I visited Tess Gerritsen’s blog today. Ms. Gerritsen (actually, Dr. Gerritsen, M.D.) is climbing in to my “favorite author” category. I first encountered her work in the novel, GRAVITY, and have gone on to read several other books by her. Today, she posted a message that every novelist understands—mistakes. Worse, mistakes that make it into print.

The problem with being a novelist is that your mistakes are printed and distributed by the thousands. And there is always someone who will point them out to you. That’s not bad—it stings a little, but it’s not a bad thing.

In my Zondervan book, A SHIP POSSESSED, I weave two story lines around a single, WWII submarine. There is a contemporary story set against a mid 1940’s plot. The McGuffin, as Alfred Hitchcock would say, is the submarine. I have a scene where the sub’s commander during the war thinks back to time with his wife when they watched Milton Berle on television. A reader graciously sent me a note reminding me that The Milton Berle show didn’t air until 1948. He even footnoted his research. I had been off by several years.

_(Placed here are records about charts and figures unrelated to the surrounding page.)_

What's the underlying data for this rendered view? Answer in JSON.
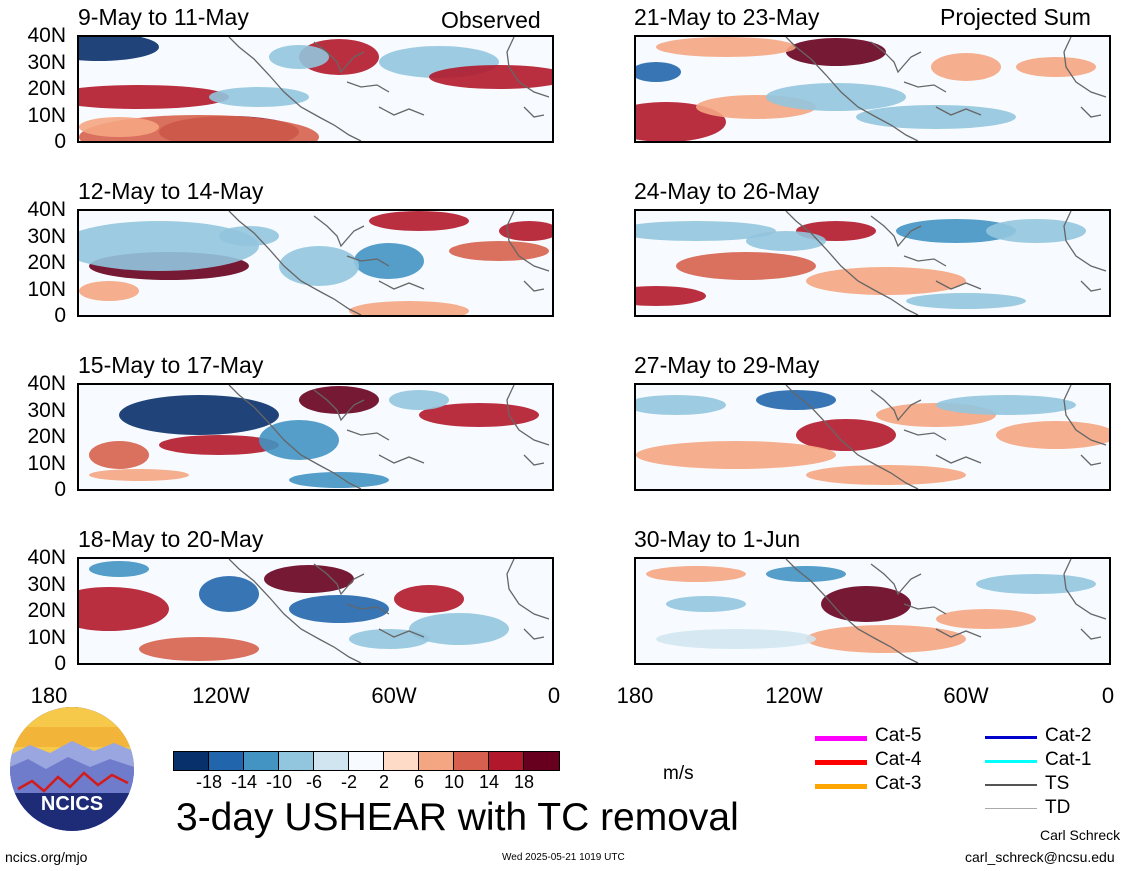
{
  "figure": {
    "title": "3-day USHEAR with TC removal",
    "units": "m/s",
    "left_column_tag": "Observed",
    "right_column_tag": "Projected Sum",
    "site": "ncics.org/mjo",
    "timestamp": "Wed 2025-05-21 1019 UTC",
    "author": "Carl Schreck",
    "email": "carl_schreck@ncsu.edu",
    "logo_text": "NCICS"
  },
  "panels": {
    "left": [
      "9-May to 11-May",
      "12-May to 14-May",
      "15-May to 17-May",
      "18-May to 20-May"
    ],
    "right": [
      "21-May to 23-May",
      "24-May to 26-May",
      "27-May to 29-May",
      "30-May to 1-Jun"
    ]
  },
  "axes": {
    "lat_labels": [
      "40N",
      "30N",
      "20N",
      "10N",
      "0"
    ],
    "lon_labels": [
      "180",
      "120W",
      "60W",
      "0"
    ]
  },
  "colorbar": {
    "labels": [
      "-18",
      "-14",
      "-10",
      "-6",
      "-2",
      "2",
      "6",
      "10",
      "14",
      "18"
    ],
    "colors": [
      "#08306b",
      "#2166ac",
      "#4393c3",
      "#92c5de",
      "#d1e5f0",
      "#f7fbff",
      "#fddbc7",
      "#f4a582",
      "#d6604d",
      "#b2182b",
      "#67001f"
    ]
  },
  "legend": {
    "items": [
      {
        "label": "Cat-5",
        "color": "#ff00ff"
      },
      {
        "label": "Cat-4",
        "color": "#ff0000"
      },
      {
        "label": "Cat-3",
        "color": "#ffa500"
      },
      {
        "label": "Cat-2",
        "color": "#0000cd"
      },
      {
        "label": "Cat-1",
        "color": "#00ffff"
      },
      {
        "label": "TS",
        "color": "#555555"
      },
      {
        "label": "TD",
        "color": "#aaaaaa"
      }
    ]
  }
}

Here’s the thing: I don’t recall writing the scene. I opened the document on my computer and did a word search. Sure enough, I had written just as the reader said. Odd how the mind works.

Recently, a reader came to my web page and posted a note about my incorrectly using parameter for perimeter. She was correct and I sent a note to my editor. Not only had I incorrectly used the word, I had done it twice.

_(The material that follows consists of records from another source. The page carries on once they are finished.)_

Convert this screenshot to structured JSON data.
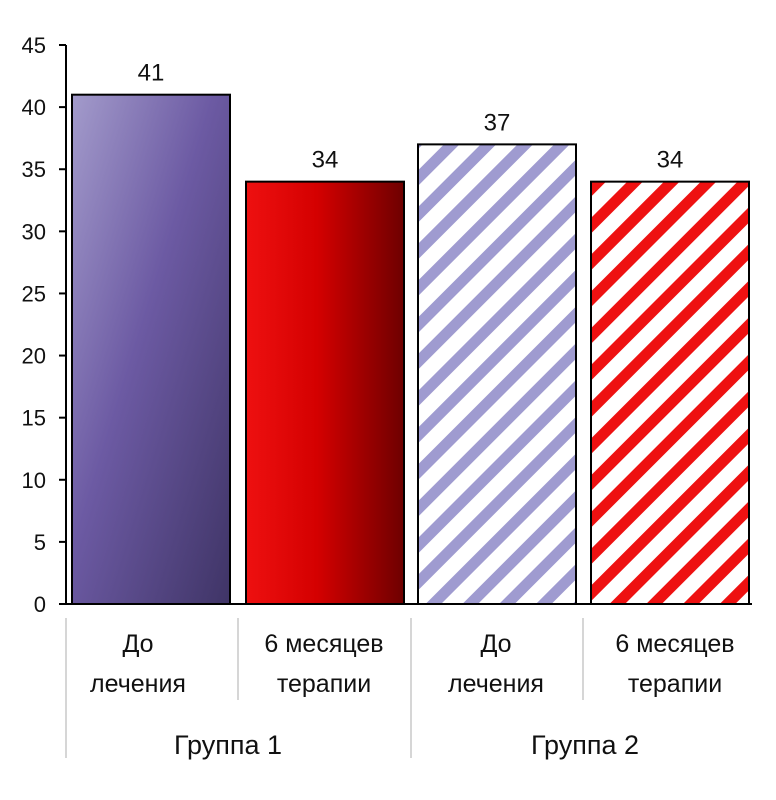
{
  "chart_data": {
    "type": "bar",
    "categories": [
      "До лечения",
      "6 месяцев терапии",
      "До лечения",
      "6 месяцев терапии"
    ],
    "category_lines": [
      [
        "До",
        "лечения"
      ],
      [
        "6 месяцев",
        "терапии"
      ],
      [
        "До",
        "лечения"
      ],
      [
        "6 месяцев",
        "терапии"
      ]
    ],
    "groups": [
      "Группа 1",
      "Группа 2"
    ],
    "values": [
      41,
      34,
      37,
      34
    ],
    "data_labels": [
      "41",
      "34",
      "37",
      "34"
    ],
    "bar_styles": [
      "purple-gradient",
      "red-gradient",
      "purple-hatch",
      "red-hatch"
    ],
    "ylim": [
      0,
      45
    ],
    "yticks": [
      0,
      5,
      10,
      15,
      20,
      25,
      30,
      35,
      40,
      45
    ],
    "title": "",
    "xlabel": "",
    "ylabel": "",
    "grid": false,
    "colors": {
      "purple_light": "#a39bcb",
      "purple_mid": "#6c5aa3",
      "purple_dark": "#3f3466",
      "red_light": "#ee1010",
      "red_mid": "#d40000",
      "red_dark": "#6e0000",
      "hatch_purple": "#9f9bd0",
      "hatch_red": "#ee1111",
      "axis": "#000000",
      "divider": "#c8c8c8"
    }
  }
}
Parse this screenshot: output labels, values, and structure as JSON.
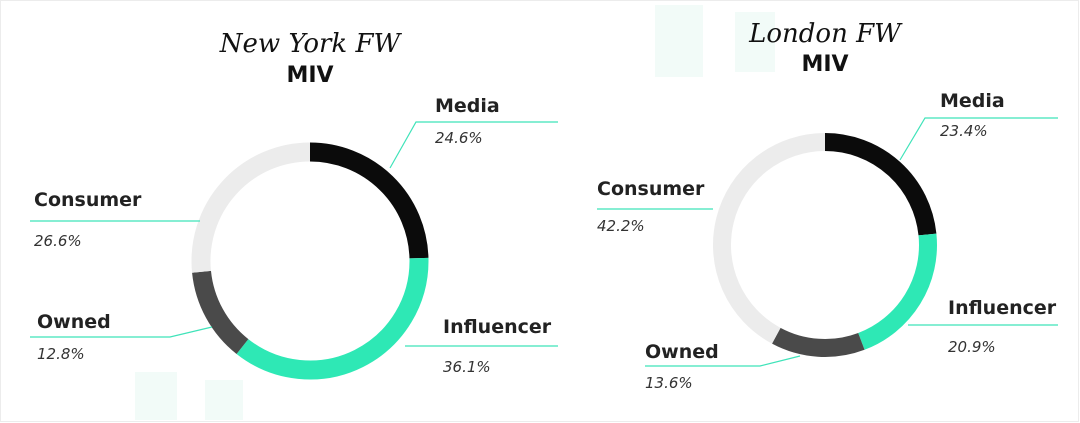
{
  "chart_data": [
    {
      "type": "pie",
      "title": "New York FW",
      "subtitle": "MIV",
      "categories": [
        "Media",
        "Influencer",
        "Owned",
        "Consumer"
      ],
      "values": [
        24.6,
        36.1,
        12.8,
        26.6
      ],
      "value_labels": [
        "24.6%",
        "36.1%",
        "12.8%",
        "26.6%"
      ],
      "colors": [
        "#0b0b0b",
        "#2ee8b5",
        "#4a4a4a",
        "#ececec"
      ],
      "style": "donut",
      "start": "top",
      "direction": "clockwise",
      "leader_color": "#3fe3b9"
    },
    {
      "type": "pie",
      "title": "London FW",
      "subtitle": "MIV",
      "categories": [
        "Media",
        "Influencer",
        "Owned",
        "Consumer"
      ],
      "values": [
        23.4,
        20.9,
        13.6,
        42.2
      ],
      "value_labels": [
        "23.4%",
        "20.9%",
        "13.6%",
        "42.2%"
      ],
      "colors": [
        "#0b0b0b",
        "#2ee8b5",
        "#4a4a4a",
        "#ececec"
      ],
      "style": "donut",
      "start": "top",
      "direction": "clockwise",
      "leader_color": "#3fe3b9"
    }
  ]
}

Some time ago, I read a book by a bestselling author who set much of the action in California. In one scene, he describes the appearance of California Highway Patrol cars. It was a well written description even if he did get the colors wrong.

Such things happen. If an author pens 100,000 words and is 99% correct, then the book contains 1,000 mistakes; 99.9% correct and still 100 goof-ups linger. That speaks only to typos and grammar. Content is a different matter. We, as writers, try to get everything right, but it doesn’t take long to realize that perfection—even with the help of content and line editors—is beyond the human grasp.

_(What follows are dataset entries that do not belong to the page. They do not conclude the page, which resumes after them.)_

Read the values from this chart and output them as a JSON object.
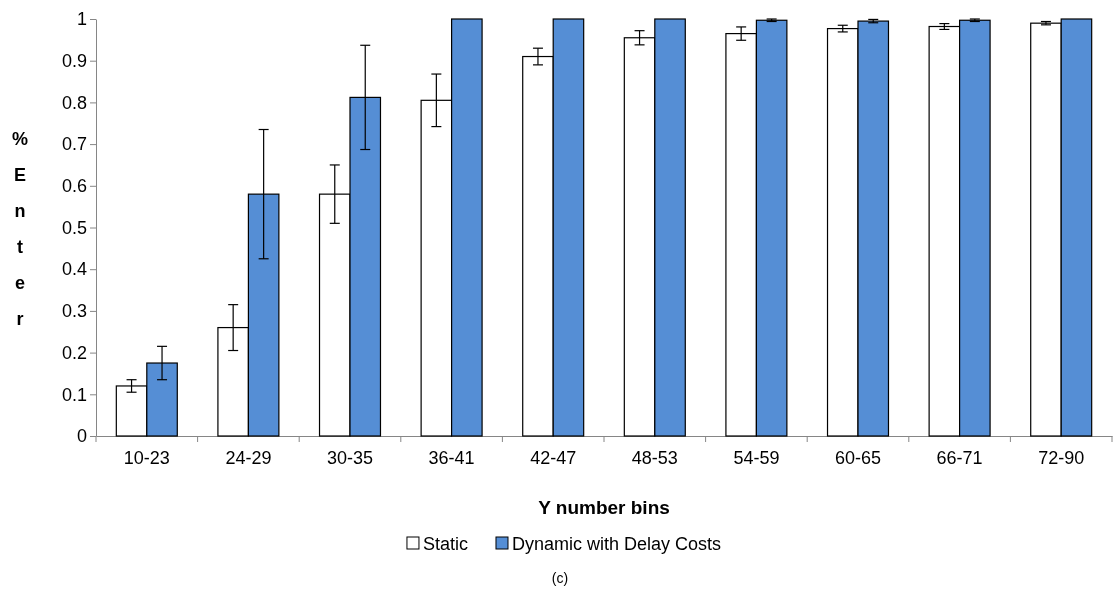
{
  "chart_data": {
    "type": "bar",
    "xlabel": "Y number bins",
    "ylabel": "%Enter",
    "annotations": [
      "(c)"
    ],
    "categories": [
      "10-23",
      "24-29",
      "30-35",
      "36-41",
      "42-47",
      "48-53",
      "54-59",
      "60-65",
      "66-71",
      "72-90"
    ],
    "series": [
      {
        "name": "Static",
        "color": "#ffffff",
        "values": [
          0.12,
          0.26,
          0.58,
          0.805,
          0.91,
          0.955,
          0.965,
          0.977,
          0.982,
          0.99
        ],
        "errors": [
          0.015,
          0.055,
          0.07,
          0.063,
          0.02,
          0.017,
          0.016,
          0.008,
          0.007,
          0.004
        ]
      },
      {
        "name": "Dynamic with Delay Costs",
        "color": "#558ed5",
        "values": [
          0.175,
          0.58,
          0.812,
          1,
          1,
          1,
          0.997,
          0.995,
          0.997,
          1
        ],
        "errors": [
          0.04,
          0.155,
          0.125,
          null,
          null,
          null,
          0.003,
          0.004,
          0.003,
          null
        ]
      }
    ],
    "ylim": [
      0,
      1
    ],
    "yticks": [
      0,
      0.1,
      0.2,
      0.3,
      0.4,
      0.5,
      0.6,
      0.7,
      0.8,
      0.9,
      1
    ],
    "grid": false,
    "legend": "bottom"
  }
}
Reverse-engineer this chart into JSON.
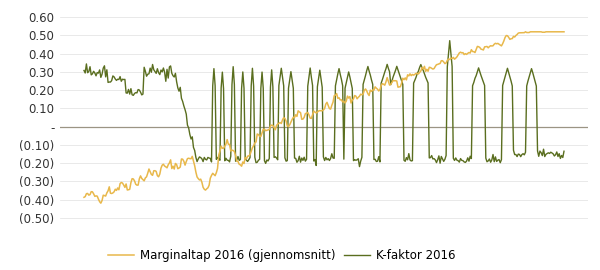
{
  "ylim": [
    -0.52,
    0.65
  ],
  "yticks": [
    0.6,
    0.5,
    0.4,
    0.3,
    0.2,
    0.1,
    0.0,
    -0.1,
    -0.2,
    -0.3,
    -0.4,
    -0.5
  ],
  "line1_color": "#E8B84B",
  "line2_color": "#5A6E1F",
  "line1_label": "Marginaltap 2016 (gjennomsnitt)",
  "line2_label": "K-faktor 2016",
  "background_color": "#ffffff",
  "zero_line_color": "#9b9484",
  "legend_fontsize": 8.5,
  "tick_fontsize": 8.5
}
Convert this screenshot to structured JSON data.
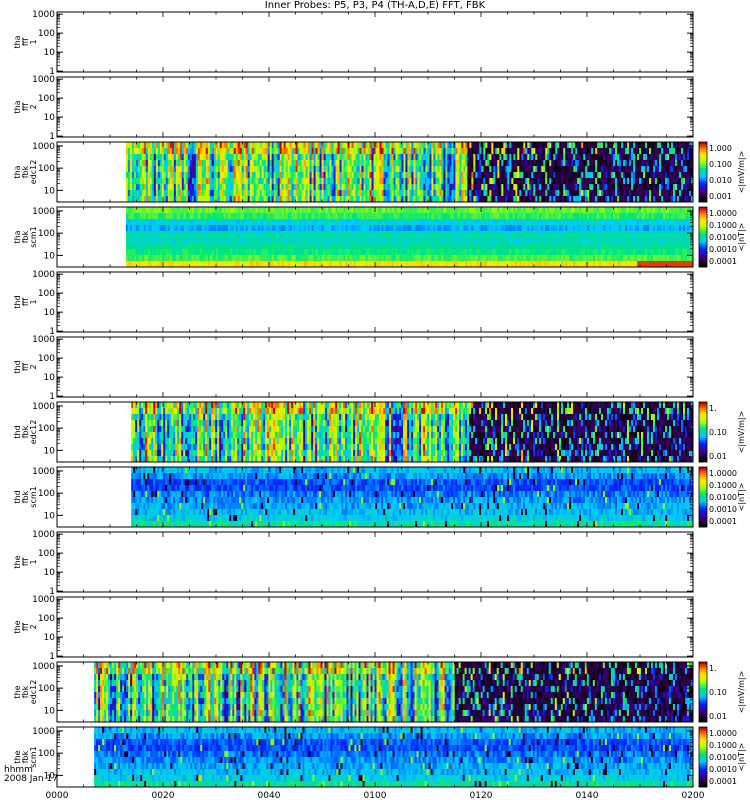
{
  "title": "Inner Probes: P5, P3, P4 (TH-A,D,E) FFT, FBK",
  "x_axis": {
    "label_line1": "hhmm",
    "label_line2": "2008 Jan 17",
    "ticks": [
      "0000",
      "0020",
      "0040",
      "0100",
      "0120",
      "0140",
      "0200"
    ]
  },
  "chart_data": [
    {
      "type": "heatmap",
      "ylabel": [
        "tha",
        "fff",
        "1"
      ],
      "yticks": [
        "1000",
        "100",
        "10",
        "1"
      ],
      "ylim": [
        1,
        1000
      ],
      "yscale": "log",
      "data": "none"
    },
    {
      "type": "heatmap",
      "ylabel": [
        "tha",
        "fff",
        "2"
      ],
      "yticks": [
        "1000",
        "100",
        "10",
        "1"
      ],
      "ylim": [
        1,
        1000
      ],
      "yscale": "log",
      "data": "none"
    },
    {
      "type": "heatmap",
      "ylabel": [
        "tha",
        "fbk",
        "edc12"
      ],
      "yticks": [
        "1000",
        "100",
        "10"
      ],
      "yscale": "log",
      "data_start": "0013",
      "data_end": "0200",
      "colorbar": {
        "label": "<|mV/m|>",
        "ticks": [
          "1.000",
          "0.100",
          "0.010",
          "0.001"
        ]
      },
      "pattern": "strong"
    },
    {
      "type": "heatmap",
      "ylabel": [
        "tha",
        "fbk",
        "scm1"
      ],
      "yticks": [
        "1000",
        "100",
        "10"
      ],
      "yscale": "log",
      "data_start": "0013",
      "data_end": "0200",
      "colorbar": {
        "label": "<|nT|>",
        "ticks": [
          "1.0000",
          "0.1000",
          "0.0100",
          "0.0010",
          "0.0001"
        ]
      },
      "pattern": "banded"
    },
    {
      "type": "heatmap",
      "ylabel": [
        "thd",
        "fff",
        "1"
      ],
      "yticks": [
        "1000",
        "100",
        "10",
        "1"
      ],
      "ylim": [
        1,
        1000
      ],
      "yscale": "log",
      "data": "none"
    },
    {
      "type": "heatmap",
      "ylabel": [
        "thd",
        "fff",
        "2"
      ],
      "yticks": [
        "1000",
        "100",
        "10",
        "1"
      ],
      "ylim": [
        1,
        1000
      ],
      "yscale": "log",
      "data": "none"
    },
    {
      "type": "heatmap",
      "ylabel": [
        "thd",
        "fbk",
        "edc12"
      ],
      "yticks": [
        "1000",
        "100",
        "10"
      ],
      "yscale": "log",
      "data_start": "0014",
      "data_end": "0200",
      "colorbar": {
        "label": "<|mV/m|>",
        "ticks": [
          "1.",
          "0.10",
          "0.01"
        ]
      },
      "pattern": "strong"
    },
    {
      "type": "heatmap",
      "ylabel": [
        "thd",
        "fbk",
        "scm1"
      ],
      "yticks": [
        "1000",
        "100",
        "10"
      ],
      "yscale": "log",
      "data_start": "0014",
      "data_end": "0200",
      "colorbar": {
        "label": "<|nT|>",
        "ticks": [
          "1.0000",
          "0.1000",
          "0.0100",
          "0.0010",
          "0.0001"
        ]
      },
      "pattern": "blue"
    },
    {
      "type": "heatmap",
      "ylabel": [
        "the",
        "fff",
        "1"
      ],
      "yticks": [
        "1000",
        "100",
        "10",
        "1"
      ],
      "ylim": [
        1,
        1000
      ],
      "yscale": "log",
      "data": "none"
    },
    {
      "type": "heatmap",
      "ylabel": [
        "the",
        "fff",
        "2"
      ],
      "yticks": [
        "1000",
        "100",
        "10",
        "1"
      ],
      "ylim": [
        1,
        1000
      ],
      "yscale": "log",
      "data": "none"
    },
    {
      "type": "heatmap",
      "ylabel": [
        "the",
        "fbk",
        "edc12"
      ],
      "yticks": [
        "1000",
        "100",
        "10"
      ],
      "yscale": "log",
      "data_start": "0007",
      "data_end": "0200",
      "colorbar": {
        "label": "<|mV/m|>",
        "ticks": [
          "1.",
          "0.10",
          "0.01"
        ]
      },
      "pattern": "strong"
    },
    {
      "type": "heatmap",
      "ylabel": [
        "the",
        "fbk",
        "scm1"
      ],
      "yticks": [
        "1000",
        "100",
        "10"
      ],
      "yscale": "log",
      "data_start": "0007",
      "data_end": "0200",
      "colorbar": {
        "label": "<|nT|>",
        "ticks": [
          "1.0000",
          "0.1000",
          "0.0100",
          "0.0010",
          "0.0001"
        ]
      },
      "pattern": "blue"
    }
  ]
}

So what do we do? We strive for perfection. When the boo-boos make it into print we remind ourselves that it is a common affliction among writers. Carelessness shouldn’t be tolerated, but human frailty should.

It is good to expect the best of yourself, but not perfection. Only one person has the title Perfect.

Alton Gansky lives, writes, and blogs from California. Visit his website at www.altongansky.com.


At 9:07 AM, Blogger Patty said...

Thanks for your candor, Al. I wrote a biblical mistake into a book that was part of a series. I knew the text backward and forward yet still my fingers typed in the wrong info. So embarrassing when a reader posted it on my website, but I thanked her. I made it a part of the character development in a following book, yet still, it does sting to make those kinds of mistakes. We's only human.

At 10:07 AM, Anonymous Ane Mulligan said...

A little humility keeps our feet on the ground, Al. :) But this is a good reminder that while I seek perfection in my writing, I'll always have some small mistakes but hopefully no large, gaping plot holes. Thanks for the smile.

At 6:15 PM, Blogger Domino said...

Thanks for mentioning the possibility of having a book on the bookshelves that is 99.9% perfect, and still people point out those 100 mistakes.

It's helpful to admit our imperfections so we can keep a proper perspective on our successes. I don't have to have the pressure of being mistake-free. All I'm required to do is my best.

It's also helpful to admit that there is ONE who is good. He tends to get His message out in spite of our mistakes.

At 10:20 PM, Blogger Bonnie Calhoun said...

Small imperfections don't bother me...but then again J. D. Stanton is my favorite character, anyone who picks on one of his books has me to answer to, especially the first one!

At 10:51 PM, Blogger Camy Tang said...

You know, I'm with Bonnie--small mistakes don't bother me. I have better things to do than get in a tizzy about a typo. It's sad, though, that there are so many people with eagle eyes who won't hesitate to point out what got missed by an army of crit partners and editors.


At 4:35 PM, Anonymous Betsy Markman, author said...

Thanks for these encouraging words. I just discovered this blog today, and I'm glad I found it. (I hope that someday it will be available via RSS feed.) I will be sure to check back often.